Hitap. Allah’ın İnsanı muhatap alan sözü anlamında tasavvuf terimi.
Tasavvufta Allah’ın insanlara yönelik sözüne hitâb, hitâb-i ilâhî veya muhâtabe denir. İnsanlar ilk defa ruhlar âleminde iken Allah’ın hitabına mazhar olmuşlar (bk. bezm-i Elest) bu sırada Allah insanlara, “Ben sizin rabbiniz değil miyim?” diye hitap etmiş, onlar da, “Evet, sen bizim rabbimizsin” diye cevap vermişlerdir.(A’râf 7/172; Tirmizî, “Tefsir”, 8) Cüneyd-i Bağdadî, bezm-i elest ve ilâhî hitap görüşlerini bu tür naslar çerçevesinde geliştirmiştir. Ona göre bezm-i elestteki hitabın manevî hazzı hâlâ semada kendini göstermektedir. Zünnûn el-Mısrî ise semâı ilâhî hitaplarla işaretler şeklinde değerlendirerek semâdan alınan zevki ilâhî kaynağa bağlar.
İlk sûfîlerden itibaren velîler ve arifler Allah’ın hitabını işittiklerini ifade etmişlerdir. Sehl et-Tüsterî, “Otuz senedir Hak ile konuştuğum halde halk kendileriyle konuştuğumu zannediyor” demiştir. Sûfîler. bütün âyetleri Allah’ın kendilerine olan hitapları şeklinde anlamışlardır. Ca’fer es-Sâdık Kur’an’ı dikkatle ve üzerinde iyice yoğunlaşarak okuduğunu ve bu sayede onu Allah’tan dinliyormuş gibi bir şuur haline ulaştığını söyler.
Tasavvufta insanın gönlüne gelen hitaplara “havâtır” denilmiştir. Bu hitaplar İlâhî, melekî, nefsî ve şeytanî olabilir. Muhyiddin İbnü’l-Arabî bunların hepsinin ilâhî hitaplar olduğunu, amâ*da suretler halinde belirdiğini, kısa bir müddet sonra geride anlamlar bırakarak sesler gibi yok olduklarını söyler. Ona göre ehlullah, ilâhî hitaplara dayanarak basiret üzere halkı Hakk’a davet eder; başka bir ifadeyle bu davetler İlâhî tarifle yani “ol” (kün) hitabıyla gerçekleşir. İbnü’l-Arabî, Hakk’ın mülk âleminde ariflere hitabına “muhâdese”. misal alemindeki doğrudan hitabına “fehvâniye” adını verir ve Hz. Musa’nın ağaçtan işittiği nidayı (Kasas 28/ 30) birinciye örnek olarak gösterir. Sır âleminde ariflere vâki olan hitaba ise “müsâmere” denir. İbnüT-Arabfye göre aslında her mazhardan zuhur eden ses genel anlamda ilâhî bir hitaptır.

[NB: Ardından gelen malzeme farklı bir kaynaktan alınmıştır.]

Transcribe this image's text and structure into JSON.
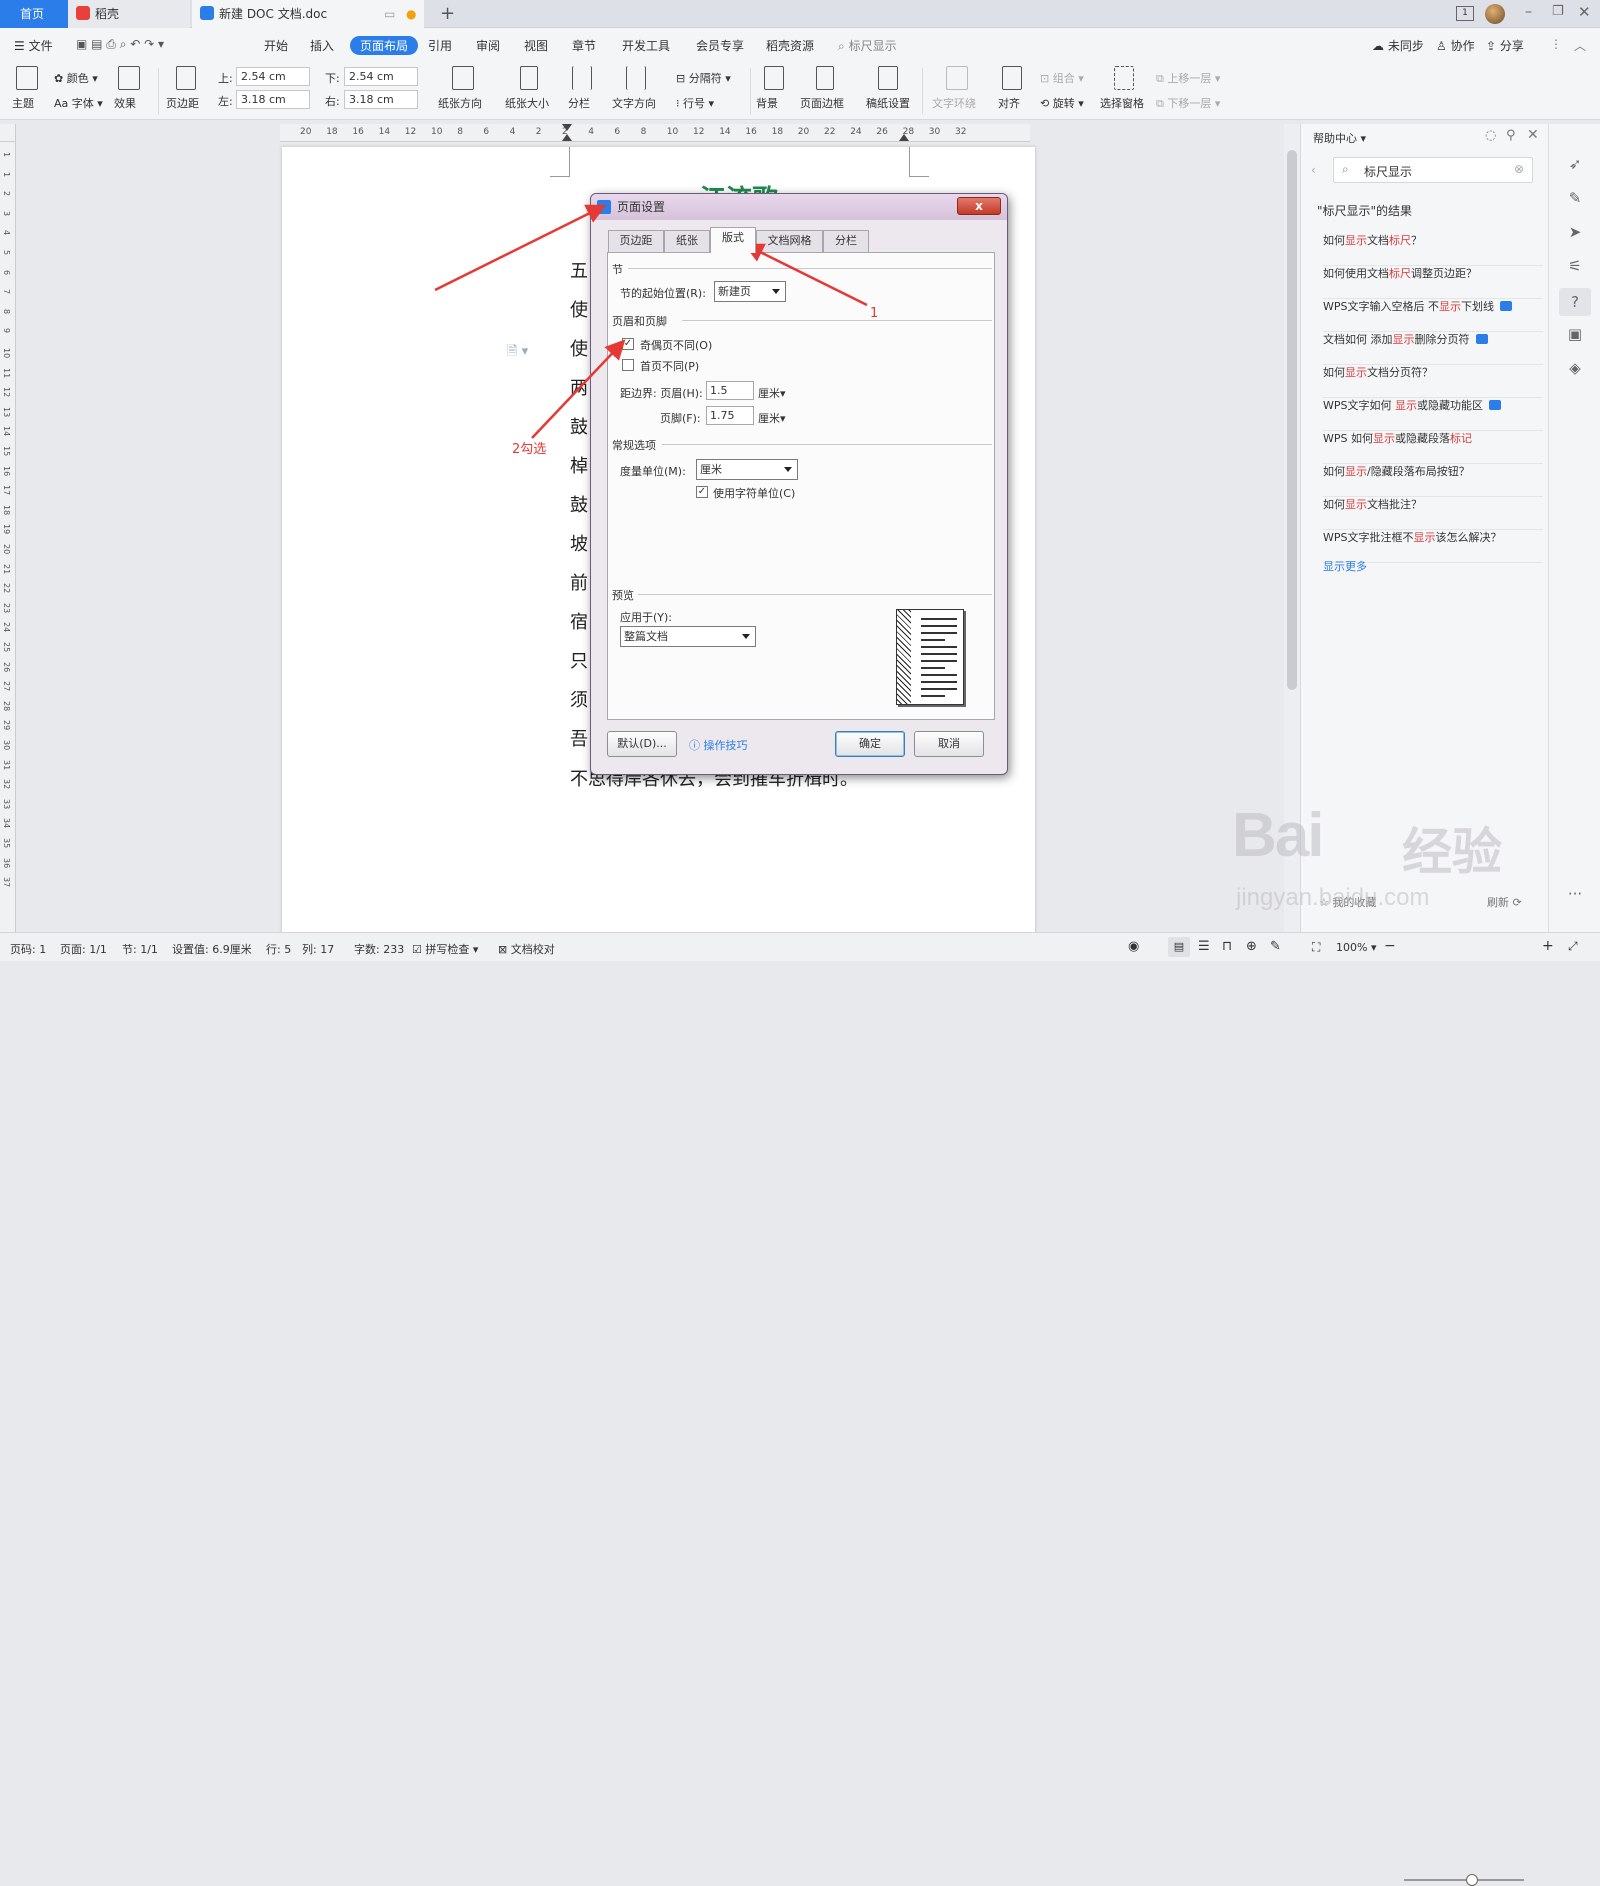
{
  "tabs": [
    {
      "label": "首页",
      "active": true
    },
    {
      "label": "稻壳"
    },
    {
      "label": "新建 DOC 文档.doc"
    }
  ],
  "menu": {
    "file": "文件",
    "items": [
      "开始",
      "插入",
      "页面布局",
      "引用",
      "审阅",
      "视图",
      "章节",
      "开发工具",
      "会员专享",
      "稻壳资源"
    ],
    "active_item": "页面布局",
    "search": "标尺显示",
    "sync": "未同步",
    "collab": "协作",
    "share": "分享"
  },
  "ribbon": {
    "theme": "主题",
    "color": "颜色",
    "font": "字体",
    "effect": "效果",
    "margins": "页边距",
    "top_label": "上:",
    "top_value": "2.54 cm",
    "bottom_label": "下:",
    "bottom_value": "2.54 cm",
    "left_label": "左:",
    "left_value": "3.18 cm",
    "right_label": "右:",
    "right_value": "3.18 cm",
    "orientation": "纸张方向",
    "size": "纸张大小",
    "columns": "分栏",
    "text_dir": "文字方向",
    "breaks": "分隔符",
    "line_num": "行号",
    "background": "背景",
    "border": "页面边框",
    "manuscript": "稿纸设置",
    "wrap": "文字环绕",
    "align": "对齐",
    "group": "组合",
    "rotate": "旋转",
    "select_pane": "选择窗格",
    "bring_fwd": "上移一层",
    "send_back": "下移一层"
  },
  "ruler": {
    "h_ticks": [
      "20",
      "18",
      "16",
      "14",
      "12",
      "10",
      "8",
      "6",
      "4",
      "2",
      "2",
      "4",
      "6",
      "8",
      "10",
      "12",
      "14",
      "16",
      "18",
      "20",
      "22",
      "24",
      "26",
      "28",
      "30",
      "32"
    ],
    "v_ticks": [
      "1",
      "1",
      "2",
      "3",
      "4",
      "5",
      "6",
      "7",
      "8",
      "9",
      "10",
      "11",
      "12",
      "13",
      "14",
      "15",
      "16",
      "17",
      "18",
      "19",
      "20",
      "21",
      "22",
      "23",
      "24",
      "25",
      "26",
      "27",
      "28",
      "29",
      "30",
      "31",
      "32",
      "33",
      "34",
      "35",
      "36",
      "37"
    ]
  },
  "document": {
    "title": "江流歌",
    "line_starts": [
      "五",
      "使",
      "使",
      "两",
      "鼓",
      "棹",
      "鼓",
      "坡",
      "前",
      "宿",
      "只",
      "须",
      "吾"
    ],
    "last_line": "不思得岸各休去，会到摧车折楫时。"
  },
  "dialog": {
    "title": "页面设置",
    "close": "x",
    "tabs": [
      "页边距",
      "纸张",
      "版式",
      "文档网格",
      "分栏"
    ],
    "active_tab": "版式",
    "section_group": "节",
    "section_start_label": "节的起始位置(R):",
    "section_start_value": "新建页",
    "hf_group": "页眉和页脚",
    "odd_even": "奇偶页不同(O)",
    "odd_even_checked": true,
    "first_page": "首页不同(P)",
    "first_page_checked": false,
    "distance_label": "距边界: 页眉(H):",
    "header_value": "1.5",
    "footer_label": "页脚(F):",
    "footer_value": "1.75",
    "unit": "厘米",
    "general_group": "常规选项",
    "measure_label": "度量单位(M):",
    "measure_value": "厘米",
    "char_unit": "使用字符单位(C)",
    "char_unit_checked": true,
    "preview_group": "预览",
    "apply_label": "应用于(Y):",
    "apply_value": "整篇文档",
    "default_btn": "默认(D)...",
    "tips": "操作技巧",
    "ok": "确定",
    "cancel": "取消"
  },
  "annotations": {
    "a1": "1",
    "a2": "2勾选"
  },
  "help": {
    "title": "帮助中心",
    "search_value": "标尺显示",
    "results_title": "\"标尺显示\"的结果",
    "items": [
      {
        "pre": "如何",
        "hl": "显示",
        "post": "文档",
        "hl2": "标尺",
        "post2": "？",
        "video": false
      },
      {
        "pre": "如何使用文档",
        "hl": "标尺",
        "post": "调整页边距？",
        "hl2": "",
        "post2": "",
        "video": false
      },
      {
        "pre": "WPS文字输入空格后 不",
        "hl": "显示",
        "post": "下划线",
        "hl2": "",
        "post2": "",
        "video": true
      },
      {
        "pre": "文档如何 添加",
        "hl": "显示",
        "post": "删除分页符",
        "hl2": "",
        "post2": "",
        "video": true
      },
      {
        "pre": "如何",
        "hl": "显示",
        "post": "文档分页符？",
        "hl2": "",
        "post2": "",
        "video": false
      },
      {
        "pre": "WPS文字如何 ",
        "hl": "显示",
        "post": "或隐藏功能区",
        "hl2": "",
        "post2": "",
        "video": true
      },
      {
        "pre": "WPS 如何",
        "hl": "显示",
        "post": "或隐藏段落",
        "hl2": "标记",
        "post2": "",
        "video": false
      },
      {
        "pre": "如何",
        "hl": "显示",
        "post": "/隐藏段落布局按钮？",
        "hl2": "",
        "post2": "",
        "video": false
      },
      {
        "pre": "如何",
        "hl": "显示",
        "post": "文档批注？",
        "hl2": "",
        "post2": "",
        "video": false
      },
      {
        "pre": "WPS文字批注框不",
        "hl": "显示",
        "post": "该怎么解决？",
        "hl2": "",
        "post2": "",
        "video": false
      }
    ],
    "more": "显示更多",
    "favorites": "我的收藏",
    "refresh": "刷新"
  },
  "status": {
    "page_num": "页码: 1",
    "pages": "页面: 1/1",
    "section": "节: 1/1",
    "setting": "设置值: 6.9厘米",
    "row": "行: 5",
    "col": "列: 17",
    "words": "字数: 233",
    "spell": "拼写检查",
    "proof": "文档校对",
    "zoom": "100%"
  },
  "watermark": {
    "brand": "Bai",
    "cn": "经验",
    "url": "jingyan.baidu.com"
  },
  "colors": {
    "accent": "#2b7de9",
    "highlight": "#e03a3a",
    "annotation": "#e53935"
  }
}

İbn Kayyim el-Cevziyye Allah’ın kullarına on türlü yol gösterdiğini, bunlardan birinin de işitilir nitelikteki hitapları olduğunu söyler. Ona göre Hakk’ın hitabını ancak peygamberler işitir; fakat nadiren velîlerin de melek aracılığıyla gelen hitabı işittikleri olur. İmrân b. Husayn’ın kendisinin böyle bir hitaba mazhar olduğuna dair rivayetini zikreden İbn Kayyim, insanın bazan bir hitap olmadığı halde varmış kuruntusuna düşebileceğine de dikkat çekmiştir.
Nifferî (ö. 354/965), Hakk’ın kendisine vâki olan hitaplarını el-Mevûkıf ve Muhâtabât adını verdiği iki risalede toplamıştır. Abdülkâdir-i Geylâni’ye nisbet edilen Gavşiyye risalesi de hitaplardan meydana gelir.